In other recent news, NVIDIA Corporation’s financial results have captured significant attention as they exceeded Wall Street’s expectations, with fourth-quarter sales surpassing forecasts by $1.2 billion and first-quarter sales by $1 billion, as reported by Oppenheimer. The company’s Data Center revenue reached $35.6 billion, marking a 16% quarter-over-quarter increase and a 93% year-over-year rise, largely fueled by the Blackwell technology, according to KeyBanc. Despite these gains, NVIDIA’s gross margin for the first quarter was slightly lower than anticipated at 71%, attributed to initial costs of the Blackwell ramp-up, but analysts expect margins to improve in the future.

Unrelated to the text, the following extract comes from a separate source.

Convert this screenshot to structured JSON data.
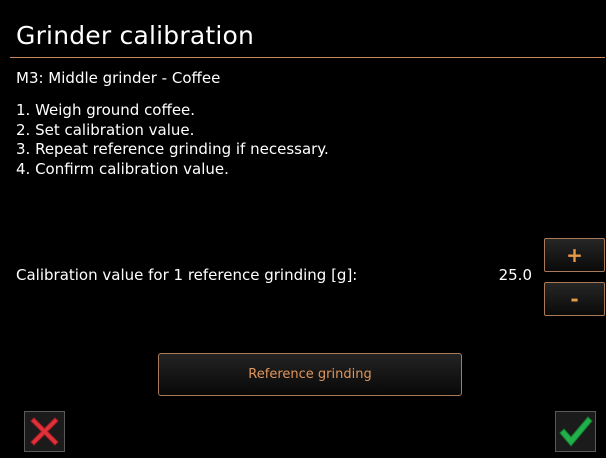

In terms of analyst ratings, TD Cowen reiterated a Buy rating with a $175 price target, citing NVIDIA’s strategic advantage in the Datacenter business. Oppenheimer also maintained an Outperform rating with a $175 target, highlighting NVIDIA’s robust position within the AI industry. KeyBanc kept an Overweight rating with a $190 target, expressing optimism about the company’s earnings and guidance. Meanwhile, DA Davidson held a Neutral stance with a $135 target, acknowledging mixed financial outcomes but noting strong demand for NVIDIA’s Blackwell systems.
Cantor Fitzgerald maintained an Overweight rating with a $200 target, projecting significant EPS growth in the coming years. The firm emphasized the transformative impact of NVIDIA’s technology on AI compute demand and highlighted key upcoming events that could provide further insights into the company’s progress. These developments reflect NVIDIA’s continued influence and strategic positioning in the technology sector.